More to the point, how many people have to meet their fate at the business end of a power drill to make George Bush and his noisy little claque of basement keyboarders feel better in their projected certitude? Even though some five thousand people have wound up in the morgue and in the street just in the past couple months, they are unwavering in their blindered equivalences, and their abject refusal to accept statistical probability. It's all worth it for them, because they were never asked to sacrifice anything in the first place. They have no real skin in the game, just the onset of carpal-tunnel and a lot of empty 2-liter bottles of Mountain Dew to clean up.

As for Oedipus Tex, the estimate of thirty thousand -- which was generally considered rather low even back when it came out -- is apparently still his personal benchmark, when he can be bothered to revisit it in the first place. Particularly troublesome are his blasé assumptions about what Iraqis are "willing" to put up with.

I am amazed that this is a society which so wants to be free that they're willing to -- that there's a level of violence that they tolerate.


They're not "tolerating" it -- everyone with the means to leave is doing just that. The people who remain are stuck. Bush's condescension is upstaged only by his utter cluelessness about the whole operation. His inability to describe even basic terms of what needs to occur before not only we can get out, but that Iraq doesn't then become an Iranian proxy overnight, only cement the impression that he's just running out the clock before he can fob this off onto the next administration.

And now that the British are going to be leaving, that means that the southern section surrounding Basra -- already a nascent Iranian enclave -- will soon become our problem as well. Do we just scoop up as many juvenile delinquents and skinhead nutjobs as we can, to avoid a draft, and set them loose in the pressure cooker of Basra? Is this more of that "forward thinking" Bush is so famous for?

Just the "press conference" alone is so completely without any real value, you could spend the next week fisking pretty much every assertion, if not literally every single sentence. A cursory reading of the whole thing will illustrate that, as well as the fact that as with most things Bush, it's just not worth the time.

The main thing to take from the estimate is not its accuracy, but its implications. The "real" figure may be "only" 100,000 or even less, though I can't imagine a remotely realistic estimate at this point of less than 75,000. And that doesn't even take into account the maimed and wounded, the soldiers and civilians who are saved by the wonders and advances of medical technology, but have had their lives and bodies forever altered.

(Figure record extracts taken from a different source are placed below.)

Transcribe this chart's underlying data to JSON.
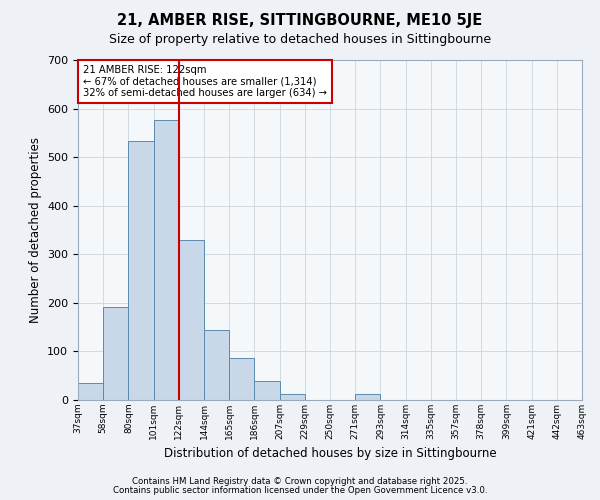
{
  "title": "21, AMBER RISE, SITTINGBOURNE, ME10 5JE",
  "subtitle": "Size of property relative to detached houses in Sittingbourne",
  "xlabel": "Distribution of detached houses by size in Sittingbourne",
  "ylabel": "Number of detached properties",
  "bin_labels": [
    "37sqm",
    "58sqm",
    "80sqm",
    "101sqm",
    "122sqm",
    "144sqm",
    "165sqm",
    "186sqm",
    "207sqm",
    "229sqm",
    "250sqm",
    "271sqm",
    "293sqm",
    "314sqm",
    "335sqm",
    "357sqm",
    "378sqm",
    "399sqm",
    "421sqm",
    "442sqm",
    "463sqm"
  ],
  "values": [
    35,
    192,
    533,
    577,
    330,
    144,
    87,
    40,
    13,
    0,
    0,
    13,
    0,
    0,
    0,
    0,
    0,
    0,
    0,
    0
  ],
  "bar_color": "#c8d8e8",
  "bar_edge_color": "#5a8ab0",
  "vline_index": 4,
  "vline_color": "#cc0000",
  "annotation_line1": "21 AMBER RISE: 122sqm",
  "annotation_line2": "← 67% of detached houses are smaller (1,314)",
  "annotation_line3": "32% of semi-detached houses are larger (634) →",
  "annotation_box_color": "#ffffff",
  "annotation_box_edge_color": "#cc0000",
  "ylim": [
    0,
    700
  ],
  "yticks": [
    0,
    100,
    200,
    300,
    400,
    500,
    600,
    700
  ],
  "footer1": "Contains HM Land Registry data © Crown copyright and database right 2025.",
  "footer2": "Contains public sector information licensed under the Open Government Licence v3.0.",
  "bg_color": "#eef2f6",
  "plot_bg_color": "#f5f8fb",
  "grid_color": "#ccd5de"
}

And for what? So Bush can feel tough and show us all how principled and godly he is? So the warporn enthusiasts have more wanking material, telling us how "serious" they are? If there were a realistic, attainable strategic objective to all this, I could see it. But the fact of the matter is, we're on the verge of turning a bloody dictatorship that, for all its faults, was the technological and commercial leader of the region, into a bloody fundamentalist theocracy backwater, where everyone with any skills and practical ability has gotten the hell out.

If they're lucky, and if we all step in and help, Iraq might get back on its feet in a generation. And who knows, perhaps like the Vietnamese, they'll move past what the Stratego players of this administration wrought on their country and forgive us. It's certainly more than we would do for them, if the roles were reversed. The toxic bloodlust of the past five years has demonstrated at least that much.

2 comments:

  1. BBC 3 part series on "Gladio", google video. English and also alot of French and Italian with subtitles ... sometimes a bit tedious but well worth the time.

    ReplyDelete
  2. I saw the mention of that on Rigorous Intuition. I will definitely check that out when I get the chance. Too bad it'll never get broadcast over here.